No school — or college — is an island
We didn’t realize as a society how much we needed schools until they were shuttered. In addition to all the intellectual development and enrichment they offer to children, preschool and elementary school programs are the linchpins of a child care ecosystem that allows parents — especially mothers — to participate in the workforce. They feed millions of students breakfast and lunch, which has been proven to pay off over the long-term in better health and education outcomes. Many schools also offer crucial mental health counseling, medical and dental care, and identify cases of child abuse. When schools closed because of COVID-19, so did a vast system of supports for the nation’s children and their families.
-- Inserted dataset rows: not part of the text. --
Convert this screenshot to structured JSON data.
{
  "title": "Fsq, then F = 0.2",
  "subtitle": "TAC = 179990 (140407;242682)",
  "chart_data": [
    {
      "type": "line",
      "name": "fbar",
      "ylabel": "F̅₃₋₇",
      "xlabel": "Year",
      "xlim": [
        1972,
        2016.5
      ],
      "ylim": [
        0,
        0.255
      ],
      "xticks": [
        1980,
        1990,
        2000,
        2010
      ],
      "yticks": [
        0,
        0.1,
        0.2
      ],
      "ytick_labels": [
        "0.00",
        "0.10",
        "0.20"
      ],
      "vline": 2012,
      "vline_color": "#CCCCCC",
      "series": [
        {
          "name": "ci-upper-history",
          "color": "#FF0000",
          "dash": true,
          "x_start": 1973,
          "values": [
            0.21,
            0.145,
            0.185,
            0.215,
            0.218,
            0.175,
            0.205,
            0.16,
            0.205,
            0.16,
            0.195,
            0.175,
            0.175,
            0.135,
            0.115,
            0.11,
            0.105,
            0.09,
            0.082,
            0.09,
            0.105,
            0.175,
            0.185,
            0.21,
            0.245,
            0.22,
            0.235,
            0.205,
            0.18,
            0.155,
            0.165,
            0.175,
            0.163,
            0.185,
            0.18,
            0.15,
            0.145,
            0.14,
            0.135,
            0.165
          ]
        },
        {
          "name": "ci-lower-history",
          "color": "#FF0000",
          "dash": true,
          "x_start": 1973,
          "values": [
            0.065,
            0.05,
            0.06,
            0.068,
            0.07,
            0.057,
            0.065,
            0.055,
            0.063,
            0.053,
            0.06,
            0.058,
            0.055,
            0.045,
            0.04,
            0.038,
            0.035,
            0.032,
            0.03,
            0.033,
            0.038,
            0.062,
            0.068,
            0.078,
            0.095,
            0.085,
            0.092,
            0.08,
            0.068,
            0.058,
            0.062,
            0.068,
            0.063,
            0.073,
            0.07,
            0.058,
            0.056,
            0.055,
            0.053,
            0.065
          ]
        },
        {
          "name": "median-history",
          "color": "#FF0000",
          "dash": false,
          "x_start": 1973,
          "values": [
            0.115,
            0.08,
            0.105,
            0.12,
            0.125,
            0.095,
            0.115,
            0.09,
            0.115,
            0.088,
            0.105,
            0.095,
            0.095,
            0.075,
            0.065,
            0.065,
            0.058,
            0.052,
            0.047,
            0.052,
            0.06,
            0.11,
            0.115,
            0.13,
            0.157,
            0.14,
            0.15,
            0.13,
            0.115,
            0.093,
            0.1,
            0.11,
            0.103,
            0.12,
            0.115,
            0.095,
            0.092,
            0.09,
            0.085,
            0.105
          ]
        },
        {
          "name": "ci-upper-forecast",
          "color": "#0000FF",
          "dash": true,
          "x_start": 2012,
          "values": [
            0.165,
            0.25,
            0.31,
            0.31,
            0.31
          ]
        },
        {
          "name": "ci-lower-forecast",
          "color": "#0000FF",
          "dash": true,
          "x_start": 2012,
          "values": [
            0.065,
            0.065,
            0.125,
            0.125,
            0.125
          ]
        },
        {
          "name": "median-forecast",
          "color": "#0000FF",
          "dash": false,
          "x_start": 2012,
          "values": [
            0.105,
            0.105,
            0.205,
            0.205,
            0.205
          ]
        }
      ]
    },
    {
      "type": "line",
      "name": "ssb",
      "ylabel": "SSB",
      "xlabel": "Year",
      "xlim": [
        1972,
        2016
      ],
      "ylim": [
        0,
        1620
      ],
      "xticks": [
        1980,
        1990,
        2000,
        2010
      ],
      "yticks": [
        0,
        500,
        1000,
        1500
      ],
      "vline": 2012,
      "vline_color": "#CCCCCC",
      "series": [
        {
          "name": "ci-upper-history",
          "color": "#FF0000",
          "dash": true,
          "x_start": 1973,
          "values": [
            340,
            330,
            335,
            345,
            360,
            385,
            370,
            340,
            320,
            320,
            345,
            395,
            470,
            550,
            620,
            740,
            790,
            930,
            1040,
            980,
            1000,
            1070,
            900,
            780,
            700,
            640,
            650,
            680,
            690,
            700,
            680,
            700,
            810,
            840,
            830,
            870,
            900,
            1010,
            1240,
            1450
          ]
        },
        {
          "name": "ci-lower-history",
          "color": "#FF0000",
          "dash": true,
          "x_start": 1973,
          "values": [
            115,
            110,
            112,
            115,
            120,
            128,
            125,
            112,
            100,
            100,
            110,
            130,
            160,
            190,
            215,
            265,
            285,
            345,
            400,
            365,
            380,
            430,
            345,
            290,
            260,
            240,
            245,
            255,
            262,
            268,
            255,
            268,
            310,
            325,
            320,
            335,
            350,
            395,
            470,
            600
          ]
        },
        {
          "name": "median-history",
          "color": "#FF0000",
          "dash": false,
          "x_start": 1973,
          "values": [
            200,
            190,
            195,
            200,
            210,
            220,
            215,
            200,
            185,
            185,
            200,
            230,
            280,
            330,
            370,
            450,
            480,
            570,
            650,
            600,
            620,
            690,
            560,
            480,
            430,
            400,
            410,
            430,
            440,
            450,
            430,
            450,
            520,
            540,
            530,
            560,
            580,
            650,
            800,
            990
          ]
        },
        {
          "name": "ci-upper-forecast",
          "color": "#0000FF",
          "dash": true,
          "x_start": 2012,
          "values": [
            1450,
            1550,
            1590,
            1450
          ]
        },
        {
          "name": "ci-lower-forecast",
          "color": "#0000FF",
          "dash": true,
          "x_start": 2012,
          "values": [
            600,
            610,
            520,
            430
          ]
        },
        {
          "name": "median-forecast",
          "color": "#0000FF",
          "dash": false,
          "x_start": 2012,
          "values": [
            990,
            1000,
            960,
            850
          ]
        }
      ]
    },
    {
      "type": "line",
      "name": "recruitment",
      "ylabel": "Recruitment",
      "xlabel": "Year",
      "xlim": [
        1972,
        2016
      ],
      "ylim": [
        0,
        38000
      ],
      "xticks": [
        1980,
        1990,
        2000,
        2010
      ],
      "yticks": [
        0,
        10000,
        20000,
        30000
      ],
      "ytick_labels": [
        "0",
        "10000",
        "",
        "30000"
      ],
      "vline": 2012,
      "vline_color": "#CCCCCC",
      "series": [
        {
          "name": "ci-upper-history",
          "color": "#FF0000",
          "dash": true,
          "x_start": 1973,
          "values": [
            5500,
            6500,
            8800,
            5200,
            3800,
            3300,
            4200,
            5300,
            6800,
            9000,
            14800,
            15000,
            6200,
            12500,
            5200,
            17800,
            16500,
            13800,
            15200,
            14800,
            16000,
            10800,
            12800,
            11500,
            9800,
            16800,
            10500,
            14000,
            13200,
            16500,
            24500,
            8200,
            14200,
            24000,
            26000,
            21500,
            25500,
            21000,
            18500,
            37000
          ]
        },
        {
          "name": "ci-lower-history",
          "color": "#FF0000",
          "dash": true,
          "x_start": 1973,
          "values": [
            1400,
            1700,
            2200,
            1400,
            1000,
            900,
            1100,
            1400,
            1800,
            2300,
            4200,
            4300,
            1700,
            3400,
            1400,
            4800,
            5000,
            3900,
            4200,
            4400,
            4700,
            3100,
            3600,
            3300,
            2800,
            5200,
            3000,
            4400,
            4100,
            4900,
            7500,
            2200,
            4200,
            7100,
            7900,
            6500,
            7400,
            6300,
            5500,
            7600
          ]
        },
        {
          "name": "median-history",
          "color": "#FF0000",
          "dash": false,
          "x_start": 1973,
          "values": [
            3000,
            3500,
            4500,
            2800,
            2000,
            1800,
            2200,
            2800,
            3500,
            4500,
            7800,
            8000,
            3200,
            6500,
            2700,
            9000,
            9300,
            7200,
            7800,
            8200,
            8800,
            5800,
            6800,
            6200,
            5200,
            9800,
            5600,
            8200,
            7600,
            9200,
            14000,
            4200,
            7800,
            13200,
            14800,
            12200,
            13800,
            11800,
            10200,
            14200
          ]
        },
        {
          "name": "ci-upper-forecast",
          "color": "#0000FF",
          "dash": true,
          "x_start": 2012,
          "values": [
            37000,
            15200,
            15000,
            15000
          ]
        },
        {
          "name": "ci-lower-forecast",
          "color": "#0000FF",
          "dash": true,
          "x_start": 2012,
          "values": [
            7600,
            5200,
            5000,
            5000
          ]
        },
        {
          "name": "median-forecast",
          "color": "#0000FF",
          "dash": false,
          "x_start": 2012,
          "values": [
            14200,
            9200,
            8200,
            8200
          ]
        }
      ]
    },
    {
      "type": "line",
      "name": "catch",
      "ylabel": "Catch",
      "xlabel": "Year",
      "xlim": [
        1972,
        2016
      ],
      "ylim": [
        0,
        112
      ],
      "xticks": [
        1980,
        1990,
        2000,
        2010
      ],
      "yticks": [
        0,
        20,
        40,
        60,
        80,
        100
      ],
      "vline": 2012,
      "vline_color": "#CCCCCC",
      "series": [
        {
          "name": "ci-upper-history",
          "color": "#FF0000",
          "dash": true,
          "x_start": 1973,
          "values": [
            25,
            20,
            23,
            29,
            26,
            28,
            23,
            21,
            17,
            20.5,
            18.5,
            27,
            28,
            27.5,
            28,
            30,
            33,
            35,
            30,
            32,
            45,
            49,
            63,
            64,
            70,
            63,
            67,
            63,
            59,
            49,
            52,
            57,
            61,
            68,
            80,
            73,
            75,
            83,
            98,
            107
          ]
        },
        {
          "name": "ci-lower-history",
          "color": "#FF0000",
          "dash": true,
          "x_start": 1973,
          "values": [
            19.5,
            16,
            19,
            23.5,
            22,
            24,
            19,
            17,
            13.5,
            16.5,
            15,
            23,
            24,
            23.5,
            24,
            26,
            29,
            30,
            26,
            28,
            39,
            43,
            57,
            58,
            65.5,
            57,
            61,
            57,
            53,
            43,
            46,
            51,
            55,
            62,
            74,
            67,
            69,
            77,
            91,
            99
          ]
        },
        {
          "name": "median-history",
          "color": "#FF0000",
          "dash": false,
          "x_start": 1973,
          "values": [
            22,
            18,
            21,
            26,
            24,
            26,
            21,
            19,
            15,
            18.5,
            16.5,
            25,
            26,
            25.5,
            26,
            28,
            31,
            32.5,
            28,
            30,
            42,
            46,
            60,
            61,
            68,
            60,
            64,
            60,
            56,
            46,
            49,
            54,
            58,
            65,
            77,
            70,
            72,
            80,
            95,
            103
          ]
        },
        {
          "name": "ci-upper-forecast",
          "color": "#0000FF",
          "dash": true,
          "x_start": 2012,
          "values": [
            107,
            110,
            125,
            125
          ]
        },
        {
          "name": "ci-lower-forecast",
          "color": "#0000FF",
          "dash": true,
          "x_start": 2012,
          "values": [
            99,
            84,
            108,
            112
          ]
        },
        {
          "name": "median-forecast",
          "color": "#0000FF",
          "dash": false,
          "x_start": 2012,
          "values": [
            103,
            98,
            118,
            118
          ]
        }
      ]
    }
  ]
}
Similarly, we learned over the past year how vulnerable college students are. Unless they have groceries, a computer and Wi-Fi, would-be college students don’t show up to campus at all — imperiling their chances of ever reaching the middle class. More than one in five college students have their own children, and the pandemic proved that lack of child care is one of the biggest barriers to college attainment.
It turns out that school and work are more deeply interconnected than we knew, and both depend on a network of social supports.
Consider what happened at Ganesha High School in the southern California city of Pomona, which serves a high-poverty student body. When COVID-19 hit, it was one of 15 high schools in Los Angeles County only months into a grant-funded pilot project designating them as “community schools,” hubs where all sorts of wraparound supports are available. That meant that when one student’s mother died from COVID-19 and their father was on a ventilator, and the student was staying with a relative in another city, the school was able to drop off groceries and connect the family to counseling. When the father came home from the hospital to bills piled up, the school arranged emergency aid to keep them in their home.
Jennifer L. Francev, the school’s principal, said that none of her efforts to improve the school’s academic performance will succeed if her students and their families are struggling with basic needs.
“It doesn’t matter how many programs I build … if they’re not getting a good night’s sleep because they’re sleeping in a car,” Francev said. “How can we as a society, say, ‘Pull yourself up by your bootstraps’?” The community schools model is gaining support as a way to build a better system post-pandemic, but it’s not the only one. There are many other examples of schools keeping students engaged through a year of profound disruption by addressing their basic needs for food and shelter as well as their emotional needs, from phone call check-ins to devoting class time to offering support for what students are going through. As a result, in many places, home and school have never been better integrated.